Bret's been replaced. There is a dude who sits near me whose legal first name is Raz.
Haven't asked him yet if he smokes cigars.
There's our coinkydink of the day.
Wonder if he shoots guns and plays the guitar? I'll have to befriend him to find out.
And plays piano, and writes songs, and speaks Spanish, and writes code, and collects guns, and builds guns, and makes ammunition, and collects guitars, and has read Plato AND Aristotle, and Calvin AND Hobbes, and all the Federalist Papers...
I mean, these are appetites more than qualities. But if you're tryna replace me, you're gonna have to work a little harder than a sobriquet and knowing the business end of a cigar and a gun.
Calvin and Hobbes was definitely my favorite comic as a kid.
And did you get the joke of the title?
Nope, because I'm not familiar with Calvin or Hobbes, the originals.
I was in college studying theology when Calvin and Hobbes went into syndication. Both the strip and its title fascinated me. So I wrote a final paper for a Western Civ class about it. The joke is not obvious, and I'm not certain even Bill Watterson completely intended it. Both John Calvin and Thomas Hobbes took a dim view of human nature, and both favored the notion of a benevolent dictatorship ruling the affairs of men as the true Divine order.
The joke is that Thomas Hobbes insisted that everything including thought was actually matter, physically real, and occupying time and space.

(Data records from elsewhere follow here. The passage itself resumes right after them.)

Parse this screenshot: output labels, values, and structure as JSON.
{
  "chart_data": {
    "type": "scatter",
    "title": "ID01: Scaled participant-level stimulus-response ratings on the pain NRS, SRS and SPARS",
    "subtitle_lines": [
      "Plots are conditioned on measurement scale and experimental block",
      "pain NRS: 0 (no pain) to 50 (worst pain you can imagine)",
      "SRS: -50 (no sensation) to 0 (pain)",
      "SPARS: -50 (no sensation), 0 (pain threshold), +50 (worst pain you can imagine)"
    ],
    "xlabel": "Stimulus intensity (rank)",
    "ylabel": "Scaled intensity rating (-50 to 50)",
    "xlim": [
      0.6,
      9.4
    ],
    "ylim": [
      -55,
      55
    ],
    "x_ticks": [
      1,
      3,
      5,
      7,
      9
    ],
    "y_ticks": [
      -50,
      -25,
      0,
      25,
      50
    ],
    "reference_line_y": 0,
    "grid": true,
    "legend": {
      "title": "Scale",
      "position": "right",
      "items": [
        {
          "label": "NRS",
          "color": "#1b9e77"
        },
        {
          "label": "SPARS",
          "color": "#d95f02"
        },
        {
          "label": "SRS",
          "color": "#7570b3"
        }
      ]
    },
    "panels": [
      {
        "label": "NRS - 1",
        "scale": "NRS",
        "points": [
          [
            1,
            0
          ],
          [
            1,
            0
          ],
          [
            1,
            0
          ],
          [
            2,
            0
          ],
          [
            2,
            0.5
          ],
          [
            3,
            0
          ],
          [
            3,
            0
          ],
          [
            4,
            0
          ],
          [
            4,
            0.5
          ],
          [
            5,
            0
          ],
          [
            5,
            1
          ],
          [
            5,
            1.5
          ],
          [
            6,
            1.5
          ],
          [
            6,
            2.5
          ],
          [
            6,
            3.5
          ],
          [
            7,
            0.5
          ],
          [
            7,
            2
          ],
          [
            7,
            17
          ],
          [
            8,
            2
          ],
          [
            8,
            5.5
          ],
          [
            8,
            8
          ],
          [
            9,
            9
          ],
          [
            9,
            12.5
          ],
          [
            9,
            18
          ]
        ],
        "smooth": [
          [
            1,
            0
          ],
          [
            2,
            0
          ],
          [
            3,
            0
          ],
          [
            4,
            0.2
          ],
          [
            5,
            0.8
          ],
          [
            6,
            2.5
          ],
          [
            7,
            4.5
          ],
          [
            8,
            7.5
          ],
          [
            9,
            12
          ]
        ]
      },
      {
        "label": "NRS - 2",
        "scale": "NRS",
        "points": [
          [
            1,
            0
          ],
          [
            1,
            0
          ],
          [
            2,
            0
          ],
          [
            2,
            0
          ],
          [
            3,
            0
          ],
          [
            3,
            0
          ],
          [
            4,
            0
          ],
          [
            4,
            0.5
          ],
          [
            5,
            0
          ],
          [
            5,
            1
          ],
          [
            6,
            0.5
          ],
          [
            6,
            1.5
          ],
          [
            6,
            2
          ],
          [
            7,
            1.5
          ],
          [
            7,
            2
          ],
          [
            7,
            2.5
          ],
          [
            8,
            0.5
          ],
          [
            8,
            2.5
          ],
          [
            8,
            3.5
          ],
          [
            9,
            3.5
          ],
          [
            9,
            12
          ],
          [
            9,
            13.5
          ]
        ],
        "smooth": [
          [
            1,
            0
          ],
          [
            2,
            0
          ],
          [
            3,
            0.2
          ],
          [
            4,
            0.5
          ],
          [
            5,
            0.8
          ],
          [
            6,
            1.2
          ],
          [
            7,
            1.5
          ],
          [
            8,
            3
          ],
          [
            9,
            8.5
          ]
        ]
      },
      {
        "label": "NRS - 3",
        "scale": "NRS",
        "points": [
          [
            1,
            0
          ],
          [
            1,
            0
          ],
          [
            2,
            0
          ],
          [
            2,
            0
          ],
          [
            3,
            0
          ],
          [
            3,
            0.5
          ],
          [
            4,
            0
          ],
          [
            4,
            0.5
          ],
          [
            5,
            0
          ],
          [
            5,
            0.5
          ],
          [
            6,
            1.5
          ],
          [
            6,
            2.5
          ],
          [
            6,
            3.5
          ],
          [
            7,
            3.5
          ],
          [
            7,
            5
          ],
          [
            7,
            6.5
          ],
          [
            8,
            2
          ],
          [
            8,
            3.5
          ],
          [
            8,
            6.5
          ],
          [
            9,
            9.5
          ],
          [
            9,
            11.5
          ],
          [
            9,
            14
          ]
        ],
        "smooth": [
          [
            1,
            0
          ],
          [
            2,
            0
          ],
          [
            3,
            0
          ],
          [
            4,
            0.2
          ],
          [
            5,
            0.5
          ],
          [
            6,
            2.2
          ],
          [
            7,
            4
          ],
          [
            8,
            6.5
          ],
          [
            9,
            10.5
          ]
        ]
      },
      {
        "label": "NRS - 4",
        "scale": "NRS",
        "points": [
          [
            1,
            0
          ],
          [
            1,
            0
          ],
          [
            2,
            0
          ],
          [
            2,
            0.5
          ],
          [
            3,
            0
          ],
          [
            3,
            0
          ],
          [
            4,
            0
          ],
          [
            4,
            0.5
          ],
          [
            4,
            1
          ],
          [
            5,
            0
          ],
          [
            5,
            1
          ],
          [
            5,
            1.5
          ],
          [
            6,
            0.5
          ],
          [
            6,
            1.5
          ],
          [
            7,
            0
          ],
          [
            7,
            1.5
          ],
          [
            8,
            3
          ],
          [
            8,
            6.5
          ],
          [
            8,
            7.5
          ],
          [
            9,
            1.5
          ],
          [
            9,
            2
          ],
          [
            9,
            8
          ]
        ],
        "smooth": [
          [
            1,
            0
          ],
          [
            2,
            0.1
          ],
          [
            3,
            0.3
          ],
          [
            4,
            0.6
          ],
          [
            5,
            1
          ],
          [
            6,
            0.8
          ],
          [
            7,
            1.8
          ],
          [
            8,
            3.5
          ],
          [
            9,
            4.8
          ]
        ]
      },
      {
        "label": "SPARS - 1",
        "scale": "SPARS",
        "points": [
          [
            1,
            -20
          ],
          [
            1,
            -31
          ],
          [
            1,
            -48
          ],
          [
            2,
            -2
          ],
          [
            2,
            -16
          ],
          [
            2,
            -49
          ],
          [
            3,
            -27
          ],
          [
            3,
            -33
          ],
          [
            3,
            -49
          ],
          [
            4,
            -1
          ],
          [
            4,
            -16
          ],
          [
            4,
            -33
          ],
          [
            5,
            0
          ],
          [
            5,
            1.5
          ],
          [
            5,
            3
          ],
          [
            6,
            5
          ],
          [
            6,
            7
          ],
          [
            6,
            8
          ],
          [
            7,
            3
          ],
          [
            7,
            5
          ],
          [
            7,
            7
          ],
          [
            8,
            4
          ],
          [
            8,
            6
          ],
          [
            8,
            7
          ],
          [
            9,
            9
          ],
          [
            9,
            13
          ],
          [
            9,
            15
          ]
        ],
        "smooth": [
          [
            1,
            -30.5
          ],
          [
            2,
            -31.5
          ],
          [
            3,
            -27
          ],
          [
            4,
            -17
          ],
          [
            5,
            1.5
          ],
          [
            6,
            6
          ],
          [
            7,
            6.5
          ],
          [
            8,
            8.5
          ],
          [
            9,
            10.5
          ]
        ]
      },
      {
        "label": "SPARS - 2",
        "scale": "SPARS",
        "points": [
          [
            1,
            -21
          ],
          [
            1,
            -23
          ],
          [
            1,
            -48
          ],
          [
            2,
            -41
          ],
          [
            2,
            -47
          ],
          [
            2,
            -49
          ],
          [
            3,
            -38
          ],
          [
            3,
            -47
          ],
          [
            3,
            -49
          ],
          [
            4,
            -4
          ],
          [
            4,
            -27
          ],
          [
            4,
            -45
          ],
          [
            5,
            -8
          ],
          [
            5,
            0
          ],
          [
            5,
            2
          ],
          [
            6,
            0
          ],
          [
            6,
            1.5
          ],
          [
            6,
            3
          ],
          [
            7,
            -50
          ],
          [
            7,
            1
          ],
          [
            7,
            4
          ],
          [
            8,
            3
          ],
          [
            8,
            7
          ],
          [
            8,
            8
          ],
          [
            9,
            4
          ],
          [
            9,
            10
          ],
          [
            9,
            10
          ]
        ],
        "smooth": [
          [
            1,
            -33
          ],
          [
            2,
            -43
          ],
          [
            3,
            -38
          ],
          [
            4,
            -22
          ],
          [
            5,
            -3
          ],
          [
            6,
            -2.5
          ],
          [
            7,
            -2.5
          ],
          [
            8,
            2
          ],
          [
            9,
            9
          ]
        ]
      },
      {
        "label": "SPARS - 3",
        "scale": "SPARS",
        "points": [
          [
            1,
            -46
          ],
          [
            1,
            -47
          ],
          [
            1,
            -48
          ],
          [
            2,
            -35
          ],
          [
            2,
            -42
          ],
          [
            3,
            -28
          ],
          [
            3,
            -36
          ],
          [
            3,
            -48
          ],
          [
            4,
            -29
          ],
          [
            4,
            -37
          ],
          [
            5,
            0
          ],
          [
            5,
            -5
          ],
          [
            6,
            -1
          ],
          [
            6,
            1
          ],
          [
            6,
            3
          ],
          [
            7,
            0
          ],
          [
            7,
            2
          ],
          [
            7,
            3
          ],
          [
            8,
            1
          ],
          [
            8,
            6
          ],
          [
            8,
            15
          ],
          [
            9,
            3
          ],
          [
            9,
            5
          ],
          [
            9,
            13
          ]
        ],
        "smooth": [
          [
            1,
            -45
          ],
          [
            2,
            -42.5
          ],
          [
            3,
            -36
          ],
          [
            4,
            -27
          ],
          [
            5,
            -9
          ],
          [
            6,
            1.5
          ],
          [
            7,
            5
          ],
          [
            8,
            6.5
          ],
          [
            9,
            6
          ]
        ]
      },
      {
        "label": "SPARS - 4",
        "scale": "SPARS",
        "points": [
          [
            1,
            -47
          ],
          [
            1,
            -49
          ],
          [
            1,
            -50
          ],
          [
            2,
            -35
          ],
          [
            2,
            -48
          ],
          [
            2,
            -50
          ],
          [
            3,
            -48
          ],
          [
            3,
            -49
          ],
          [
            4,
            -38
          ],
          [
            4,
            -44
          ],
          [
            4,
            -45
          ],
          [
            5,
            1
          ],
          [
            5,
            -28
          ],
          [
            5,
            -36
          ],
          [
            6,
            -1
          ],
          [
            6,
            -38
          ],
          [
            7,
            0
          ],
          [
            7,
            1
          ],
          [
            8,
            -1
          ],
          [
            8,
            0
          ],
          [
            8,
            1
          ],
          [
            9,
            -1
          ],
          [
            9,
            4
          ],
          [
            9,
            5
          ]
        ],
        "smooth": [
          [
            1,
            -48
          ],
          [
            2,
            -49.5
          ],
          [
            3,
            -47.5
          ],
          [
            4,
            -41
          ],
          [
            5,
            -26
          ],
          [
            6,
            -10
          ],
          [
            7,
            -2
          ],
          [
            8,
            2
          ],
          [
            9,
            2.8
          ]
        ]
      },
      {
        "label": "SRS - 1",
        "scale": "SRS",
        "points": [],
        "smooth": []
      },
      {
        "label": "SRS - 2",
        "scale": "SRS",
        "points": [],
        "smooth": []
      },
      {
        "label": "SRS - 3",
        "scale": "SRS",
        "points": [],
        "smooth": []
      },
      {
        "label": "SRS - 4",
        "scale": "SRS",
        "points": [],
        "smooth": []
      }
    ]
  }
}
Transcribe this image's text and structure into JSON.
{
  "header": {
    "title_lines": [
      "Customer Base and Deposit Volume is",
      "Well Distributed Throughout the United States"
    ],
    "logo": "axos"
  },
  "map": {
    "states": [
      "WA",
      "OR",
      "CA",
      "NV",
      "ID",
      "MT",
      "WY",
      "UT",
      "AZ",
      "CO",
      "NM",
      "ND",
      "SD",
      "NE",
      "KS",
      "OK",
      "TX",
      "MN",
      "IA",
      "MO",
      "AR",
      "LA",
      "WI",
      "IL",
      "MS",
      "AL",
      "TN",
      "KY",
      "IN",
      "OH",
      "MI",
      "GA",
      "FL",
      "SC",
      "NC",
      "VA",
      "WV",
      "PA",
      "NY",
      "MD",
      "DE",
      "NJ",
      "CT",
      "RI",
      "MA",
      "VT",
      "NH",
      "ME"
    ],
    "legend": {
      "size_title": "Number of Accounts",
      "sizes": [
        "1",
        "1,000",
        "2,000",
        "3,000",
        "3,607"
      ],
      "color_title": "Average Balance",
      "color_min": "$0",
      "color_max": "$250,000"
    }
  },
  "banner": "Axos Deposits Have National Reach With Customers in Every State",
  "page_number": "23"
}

So, in the comic strip, Hobbes is "real," at least to Calvin, because he is the product of Calvin's thoughts. But Hobbes articulates the philosophical ideals of John Calvin - humility and submission to the predestined divine order - while six-year-old Calvin embodies the very human unruliness that Thomas Hobbes asserted made a dictatorial sovereign a political necessity.